Dani Rodrigues ressalta que a pandemia teve um papel na agudização da violência. “Essa pandemia veio e nos mostrou o quanto existe desigualdade entre a população negra e o restante da população não negra. Então essa questão da violência doméstica em especificamente aqui em Pernambuco, segundo os dados do Anuário Brasileiro de Segurança Pública, houve uma subnotificação do número de denúncias de violência”.
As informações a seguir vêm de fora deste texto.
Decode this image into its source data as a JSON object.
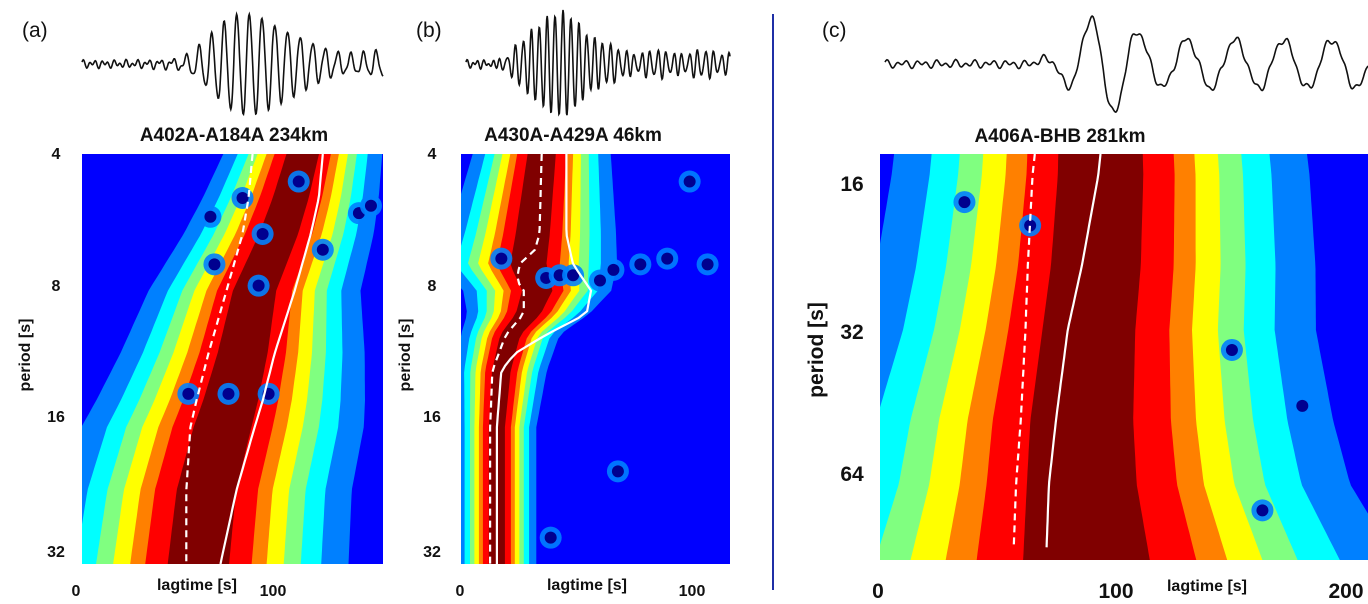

Ela relembra a disparidade dos números de feminicídios de acordo com a raça. “Os dados de feminicídio no ano passado aqui em Pernambuco foram de 75 feminicídios. E aí a diferença do ponto de vista racial desse desse universo é que 29,8% foram mulheres brancas e 32,9% de mulheres negras, então a gente vê aí nos dados do quanto que está mais exposta a mulher negra”, afirma.
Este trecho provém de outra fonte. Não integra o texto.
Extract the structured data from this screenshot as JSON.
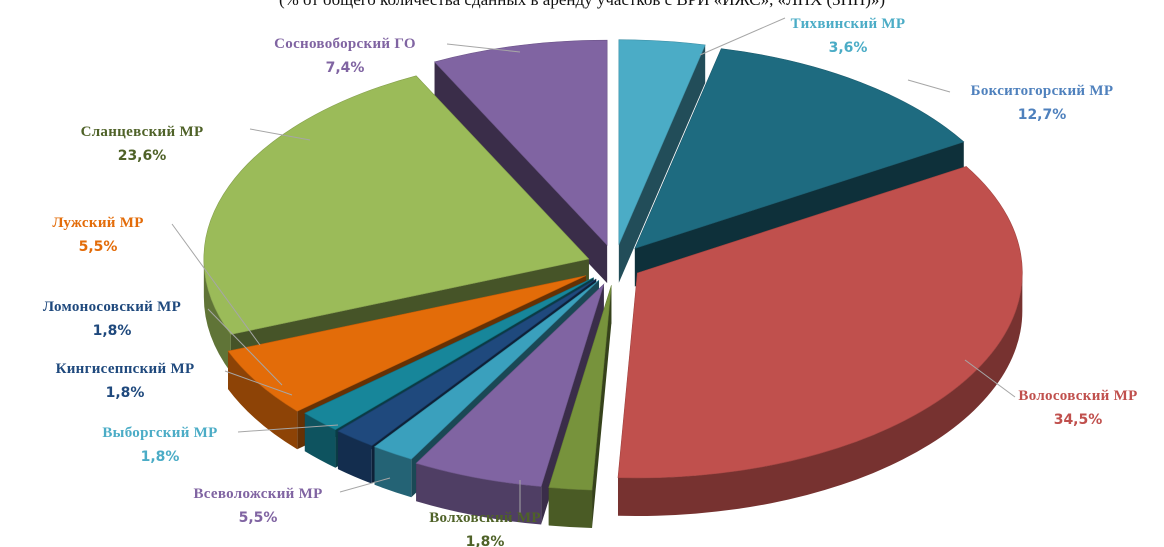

Racismo religioso e mulheres de terreiro
Uma das expressões da violência que foge do espaço doméstico é justamente o racismo religioso. Vera, que integra a Rede de Mulheres de Terreiro explica como a entidade nasceu e atua “Nossa ideia era reunirmos mulheres de outros terreiros para conversar sobre as nossas necessidades e a primeira delas foi a questão da aposentadoria das nossas mais velhas. Nós identificamos que tinham muitas mulheres de terreiros idosas que não tinham aposentadoria e que passavam por uma situação de necessidade muito grande”, relembra.
Ela explica que a articulação engloba mulheres de outras religiões “Convidamos as mulheres que são umbandistas das diversas matrizes, as mulheres que cultuadoras da Jurema Sagrada, para que nós coletivamente pensássemos como nós iríamos em busca da aposentadoria pras nossas mais velhas”.
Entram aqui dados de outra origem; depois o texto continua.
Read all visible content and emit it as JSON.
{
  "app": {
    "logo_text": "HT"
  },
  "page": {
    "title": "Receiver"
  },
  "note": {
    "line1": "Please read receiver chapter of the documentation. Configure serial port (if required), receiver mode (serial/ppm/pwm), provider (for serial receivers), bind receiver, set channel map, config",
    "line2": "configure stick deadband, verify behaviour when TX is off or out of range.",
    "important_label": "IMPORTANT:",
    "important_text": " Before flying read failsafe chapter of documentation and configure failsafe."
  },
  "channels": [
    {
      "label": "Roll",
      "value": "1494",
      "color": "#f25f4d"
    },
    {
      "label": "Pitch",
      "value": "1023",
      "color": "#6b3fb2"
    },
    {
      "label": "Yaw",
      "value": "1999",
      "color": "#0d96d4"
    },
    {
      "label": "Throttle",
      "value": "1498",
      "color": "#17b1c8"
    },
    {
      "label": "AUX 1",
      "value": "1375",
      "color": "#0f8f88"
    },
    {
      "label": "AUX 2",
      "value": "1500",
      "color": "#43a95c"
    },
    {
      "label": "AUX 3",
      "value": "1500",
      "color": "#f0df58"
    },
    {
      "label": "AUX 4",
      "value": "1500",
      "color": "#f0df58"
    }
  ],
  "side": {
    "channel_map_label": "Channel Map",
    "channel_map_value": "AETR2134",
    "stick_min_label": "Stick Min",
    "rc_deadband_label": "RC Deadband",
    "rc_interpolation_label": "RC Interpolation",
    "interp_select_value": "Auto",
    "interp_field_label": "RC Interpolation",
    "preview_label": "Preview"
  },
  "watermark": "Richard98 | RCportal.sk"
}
Vera explica quais pautas envolvem a rede “No mundo todo, as mulheres negras carregam nas suas vidas as mazelas que essa sociedade ainda alimenta. Então a rede nasceu pra isso: para fortalecer nossa identidade, para que nós definíssemos o que era bom pra todas nós e para fortalecer a nossa resistência e a nossa luta por dignidade e liberdade”.
Racismo estrutural e acesso à cidadania
Quando questionada sobre quais são as principais demandas das mulheres negras hoje, Dani reflete sobre como a falta de políticas sociais de maneira mais ampla são reflexo do racismo e atinge de maneira mais contundente as mulheres negras “A gente tem que voltar um pouco e refletir sobre esse racismo que é estrutural de nossa sociedade e perpassam aí todas as relações sociais e políticas. Os dados oficiais mostram que a maioria da população brasileira é negra. E aí a gente pensando nas mulheres negras nesse contexto, podemos dizer com total segurança que a falta ou então a fragilidade de muitas políticas públicas em alguns estados e municípios, que são até inexistentes, trazem um impacto gigante na vida dessas mulheres negras”.
Ela explica que a superação das desigualdades passa necessariamente pela garantia dos direitos sociais básicos “ Então a principal demanda hoje é a ausência de políticas públicas na seguridade social, na saúde, segurança pública, enfim… esse acesso à cidadania”, conclui.